Por que será que a Emdurb, volta-e-meia, curva-se a uma minoria de reclamões barulhentos que insiste em reinvindicar “direitos” que não passam de desculpas esfarrapadas para justificar sua desobediência às normas legais? Será que haveria mesmo a necessidade de mudança no perfil dos atuais azuizinhos, cuja missão é simplesmente fiscalizar o trânsito e multar os seus infratores, além de auxiliar na melhoria de seu fluxo em períodos críticos ou situações especiais, como acidentes?
Não seria um desperdício de dinheiro público, da maioria da população ordeira e trabalhadora, que respeita as leis e os direitos dos outros, exigir desses servidores treinamentos e cursos, senão melhor nível de escolaridade, para que possam “educar” os motoristas mal-educados?
Que tipo de educação seria essa, se as leis de trânsito são claras e acessíveis a qualquer cidadão, seja nos cursos de obtenção da CNH ou de reciclagem, seja nas sinalizações existentes em todas as vias de circulação de veículos?
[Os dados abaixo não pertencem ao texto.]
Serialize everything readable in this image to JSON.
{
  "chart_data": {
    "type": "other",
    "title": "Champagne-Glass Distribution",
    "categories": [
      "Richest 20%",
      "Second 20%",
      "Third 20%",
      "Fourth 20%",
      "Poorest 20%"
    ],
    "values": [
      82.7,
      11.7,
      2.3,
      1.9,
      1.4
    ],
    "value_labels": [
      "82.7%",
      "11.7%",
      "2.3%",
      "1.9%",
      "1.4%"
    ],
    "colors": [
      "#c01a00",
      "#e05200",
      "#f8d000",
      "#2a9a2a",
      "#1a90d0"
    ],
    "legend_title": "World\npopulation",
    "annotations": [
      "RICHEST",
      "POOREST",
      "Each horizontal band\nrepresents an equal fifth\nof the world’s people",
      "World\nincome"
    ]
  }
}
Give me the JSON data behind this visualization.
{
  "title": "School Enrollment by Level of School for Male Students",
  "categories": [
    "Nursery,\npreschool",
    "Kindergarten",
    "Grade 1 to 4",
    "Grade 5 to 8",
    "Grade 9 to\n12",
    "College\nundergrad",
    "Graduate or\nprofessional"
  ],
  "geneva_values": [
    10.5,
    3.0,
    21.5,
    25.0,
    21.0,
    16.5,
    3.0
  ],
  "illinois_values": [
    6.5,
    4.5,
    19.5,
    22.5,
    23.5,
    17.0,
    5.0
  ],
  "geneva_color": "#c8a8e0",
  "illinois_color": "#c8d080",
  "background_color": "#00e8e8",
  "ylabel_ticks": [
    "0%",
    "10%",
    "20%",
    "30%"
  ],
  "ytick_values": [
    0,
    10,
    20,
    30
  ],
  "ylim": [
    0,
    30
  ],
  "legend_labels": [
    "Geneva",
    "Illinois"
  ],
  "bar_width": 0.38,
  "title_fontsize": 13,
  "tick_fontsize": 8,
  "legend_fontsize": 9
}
Salvo em casos excepcionais, todo infrator de trânsito sabe o que está fazendo e tem que assumir os riscos de sua conduta inadequada.
O que ocorre, todavia, é que esses indivíduos não respeitam as normas de trânsito, querem levar vantagem sobre a maioria obediente, querem chegar primeiro, estacionar onde não podem, falar ao celular dirigindo, etc., e quando são pegos com a “mão na botija”, ficam revoltados e descarregam sua ira sobre os funcionários que estão apenas cumprindo seu papel.
Não contentes com isso, ainda têm a coragem de vir a público reclamar da ação desses fiscais, reivindicando o direito de transgredir sem serem punidos. E parece que essa minoria ainda consegue ser ouvida e atendida, como deverá ocorrer se a Emdurb realmente puser em prática sua intenção de mudar o perf il dos azuizinhos, conforme manchete do JC de 19/11/09. E assim vai se perpetuando a famigerada “Lei de Gérson”, neste caso com o patrocínio de um órgão público, que deve satisfação de seus atos à população que o mantém.